In summary, signed is a good general choice - even when you're dead sure all the numbers are positive - if you're going to do arithmetic on the variable (like in a typical for loop case).
unsigned starts to make more sense when:
You're going to do bitwise things like masks, or
You're desperate to to take advantage of the sign bit for that extra positive range .
Personally, I like signed because I don't trust myself to stay consistent and avoid mixing the two types (like the article warns against).
In your example above, when 'i' will always be positive and a higher range would be beneficial, unsigned would be useful. Like if you're using 'declare' statements, such as:
#declare BIT1 (unsigned int 1)
#declare BIT32 (unsigned int reallybignumber)
Especially when these values will never change.
However, if you're doing an accounting program where the people are irresponsible with their money and are constantly in the red, you will most definitely want to use 'signed'.
I do agree with saint though that a good rule of thumb is to use signed, which C actually defaults to, so you're covered.
I would think that if your business case dictates that a negative number is invalid, you would want to have an error shown or thrown.
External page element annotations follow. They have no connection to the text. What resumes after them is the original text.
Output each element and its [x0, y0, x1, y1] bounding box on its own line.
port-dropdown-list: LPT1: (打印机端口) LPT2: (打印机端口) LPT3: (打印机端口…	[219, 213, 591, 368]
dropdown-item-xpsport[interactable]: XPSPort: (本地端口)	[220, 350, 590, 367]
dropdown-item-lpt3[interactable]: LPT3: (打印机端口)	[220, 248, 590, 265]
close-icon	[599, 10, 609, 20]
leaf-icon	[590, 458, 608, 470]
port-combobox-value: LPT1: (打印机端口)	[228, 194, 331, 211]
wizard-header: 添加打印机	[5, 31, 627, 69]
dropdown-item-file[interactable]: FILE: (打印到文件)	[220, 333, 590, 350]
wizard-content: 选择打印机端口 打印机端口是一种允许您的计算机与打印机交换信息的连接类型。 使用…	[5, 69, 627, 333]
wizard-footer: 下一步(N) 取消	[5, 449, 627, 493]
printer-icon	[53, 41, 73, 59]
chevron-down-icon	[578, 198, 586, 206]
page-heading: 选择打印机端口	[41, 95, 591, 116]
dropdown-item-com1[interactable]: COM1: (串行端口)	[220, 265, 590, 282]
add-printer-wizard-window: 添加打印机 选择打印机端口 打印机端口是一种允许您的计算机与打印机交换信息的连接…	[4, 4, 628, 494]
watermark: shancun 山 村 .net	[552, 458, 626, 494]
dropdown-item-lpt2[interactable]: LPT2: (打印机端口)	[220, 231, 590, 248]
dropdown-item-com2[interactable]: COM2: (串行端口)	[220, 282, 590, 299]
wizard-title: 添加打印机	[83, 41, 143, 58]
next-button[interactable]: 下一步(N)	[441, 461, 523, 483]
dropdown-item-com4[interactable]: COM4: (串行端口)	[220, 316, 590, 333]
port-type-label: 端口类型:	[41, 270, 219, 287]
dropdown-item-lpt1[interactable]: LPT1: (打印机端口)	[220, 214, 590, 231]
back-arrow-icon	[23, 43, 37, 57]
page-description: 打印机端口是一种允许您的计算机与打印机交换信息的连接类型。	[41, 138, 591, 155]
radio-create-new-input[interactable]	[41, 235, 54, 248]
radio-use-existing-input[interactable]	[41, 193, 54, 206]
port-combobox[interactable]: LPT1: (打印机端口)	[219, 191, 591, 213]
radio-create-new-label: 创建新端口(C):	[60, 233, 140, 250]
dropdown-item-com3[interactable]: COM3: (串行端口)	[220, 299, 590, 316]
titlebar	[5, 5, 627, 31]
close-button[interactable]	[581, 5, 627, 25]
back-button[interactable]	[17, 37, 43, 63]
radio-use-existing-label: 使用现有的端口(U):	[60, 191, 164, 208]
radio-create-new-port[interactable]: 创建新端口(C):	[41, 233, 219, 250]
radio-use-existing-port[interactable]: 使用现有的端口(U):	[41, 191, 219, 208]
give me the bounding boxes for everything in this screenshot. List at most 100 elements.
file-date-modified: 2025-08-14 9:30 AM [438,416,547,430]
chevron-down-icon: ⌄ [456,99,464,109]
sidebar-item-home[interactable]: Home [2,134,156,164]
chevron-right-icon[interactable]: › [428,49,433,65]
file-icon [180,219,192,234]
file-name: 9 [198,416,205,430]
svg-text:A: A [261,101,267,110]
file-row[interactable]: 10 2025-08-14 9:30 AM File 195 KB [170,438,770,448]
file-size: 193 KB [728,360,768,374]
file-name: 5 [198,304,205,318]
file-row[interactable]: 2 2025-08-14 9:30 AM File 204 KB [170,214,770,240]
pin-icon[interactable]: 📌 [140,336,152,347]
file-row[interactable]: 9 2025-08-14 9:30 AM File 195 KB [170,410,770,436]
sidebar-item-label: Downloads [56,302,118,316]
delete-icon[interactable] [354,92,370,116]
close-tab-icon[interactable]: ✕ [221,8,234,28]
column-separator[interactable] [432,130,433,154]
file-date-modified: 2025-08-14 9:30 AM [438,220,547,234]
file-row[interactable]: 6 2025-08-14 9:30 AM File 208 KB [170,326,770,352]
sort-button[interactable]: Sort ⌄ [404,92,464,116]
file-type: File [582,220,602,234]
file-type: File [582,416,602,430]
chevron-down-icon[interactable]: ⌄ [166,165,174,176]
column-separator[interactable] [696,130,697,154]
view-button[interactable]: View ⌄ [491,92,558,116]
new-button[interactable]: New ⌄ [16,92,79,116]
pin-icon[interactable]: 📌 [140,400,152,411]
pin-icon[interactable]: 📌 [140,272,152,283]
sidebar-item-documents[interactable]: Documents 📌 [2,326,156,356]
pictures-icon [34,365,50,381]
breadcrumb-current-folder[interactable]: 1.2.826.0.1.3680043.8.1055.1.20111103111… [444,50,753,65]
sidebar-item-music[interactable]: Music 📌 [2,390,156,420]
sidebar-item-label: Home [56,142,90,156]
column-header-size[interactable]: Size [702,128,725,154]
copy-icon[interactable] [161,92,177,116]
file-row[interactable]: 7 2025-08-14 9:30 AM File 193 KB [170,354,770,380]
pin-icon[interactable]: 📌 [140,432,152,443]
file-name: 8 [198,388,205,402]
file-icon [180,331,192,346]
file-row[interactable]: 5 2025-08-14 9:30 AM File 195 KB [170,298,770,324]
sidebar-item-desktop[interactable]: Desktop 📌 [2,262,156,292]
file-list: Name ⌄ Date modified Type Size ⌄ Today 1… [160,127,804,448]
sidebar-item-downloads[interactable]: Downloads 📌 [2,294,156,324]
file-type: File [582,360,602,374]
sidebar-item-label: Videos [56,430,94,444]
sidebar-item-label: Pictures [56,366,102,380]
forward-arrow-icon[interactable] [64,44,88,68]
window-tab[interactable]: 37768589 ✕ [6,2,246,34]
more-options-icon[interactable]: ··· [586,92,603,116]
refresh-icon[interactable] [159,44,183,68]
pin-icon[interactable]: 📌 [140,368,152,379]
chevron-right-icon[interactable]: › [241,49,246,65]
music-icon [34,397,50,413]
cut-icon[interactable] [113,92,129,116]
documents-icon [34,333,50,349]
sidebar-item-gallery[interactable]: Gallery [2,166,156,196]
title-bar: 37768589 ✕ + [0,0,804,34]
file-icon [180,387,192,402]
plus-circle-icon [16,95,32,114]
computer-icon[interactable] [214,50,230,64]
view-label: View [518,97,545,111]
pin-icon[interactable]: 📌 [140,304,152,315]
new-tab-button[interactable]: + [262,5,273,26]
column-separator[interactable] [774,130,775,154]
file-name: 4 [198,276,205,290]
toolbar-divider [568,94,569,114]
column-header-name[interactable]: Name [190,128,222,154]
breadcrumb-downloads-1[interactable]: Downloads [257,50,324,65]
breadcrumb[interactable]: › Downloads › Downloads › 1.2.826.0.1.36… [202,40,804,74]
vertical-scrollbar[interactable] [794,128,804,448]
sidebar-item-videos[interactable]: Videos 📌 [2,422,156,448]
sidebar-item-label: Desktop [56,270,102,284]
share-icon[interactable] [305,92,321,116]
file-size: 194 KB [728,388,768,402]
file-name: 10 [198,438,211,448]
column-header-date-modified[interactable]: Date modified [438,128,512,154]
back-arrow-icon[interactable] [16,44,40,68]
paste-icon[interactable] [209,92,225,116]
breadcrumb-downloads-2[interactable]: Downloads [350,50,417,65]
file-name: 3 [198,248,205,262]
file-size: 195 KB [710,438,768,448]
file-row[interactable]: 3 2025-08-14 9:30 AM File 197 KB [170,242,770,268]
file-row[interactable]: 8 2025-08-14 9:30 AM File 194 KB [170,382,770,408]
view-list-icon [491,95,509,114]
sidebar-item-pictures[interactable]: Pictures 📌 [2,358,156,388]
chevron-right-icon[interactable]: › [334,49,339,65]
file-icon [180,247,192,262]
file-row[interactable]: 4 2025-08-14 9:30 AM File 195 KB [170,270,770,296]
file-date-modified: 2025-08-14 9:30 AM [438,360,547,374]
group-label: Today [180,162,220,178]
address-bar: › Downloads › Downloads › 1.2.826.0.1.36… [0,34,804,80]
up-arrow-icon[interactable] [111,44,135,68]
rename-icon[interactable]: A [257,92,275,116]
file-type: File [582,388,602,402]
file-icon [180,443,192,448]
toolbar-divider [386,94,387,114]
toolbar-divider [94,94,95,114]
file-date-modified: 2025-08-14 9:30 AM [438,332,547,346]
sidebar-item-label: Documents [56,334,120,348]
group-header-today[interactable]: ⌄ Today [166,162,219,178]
With that in mind, I only just recently found out about unsigned integers while working on a project processing data in a binary file and storing the data into a database. I was purposely "corrupting" the binary data, and ended up getting negative values instead of an expected error. I found that even though the value converted, the value was not valid for my business case.
My program did not error, and I ended up getting wrong data into the database. It would have been better if I had used uint and had the program fail.
C and C++ compilers will generate a warning when you compare signed and unsigned types; in your example code, you couldn't make your loop variable unsigned and have the compiler generate code without warnings (assuming said warnings were turned on).
Naturally, you're compiling with warnings turned all the way up, right?
And, have you considered compiling with "treat warnings as errors" to take it that one step further?
The downside with using signed numbers is that there's a temptation to overload them so that, for example, the values 0->n are the menu selection, and -1 means nothing's selected - rather than creating a class that has two variables, one to indicate if something is selected and another to store what that selection is. Before you know it, you're testing for negative one all over the place and the compiler is complaining about how you're wanting to compare the menu selection against the number of menu selections you have - but that's dangerous because they're different types. So don't do that.
size_t is often a good choice for this, or size_type if you're using an STL class.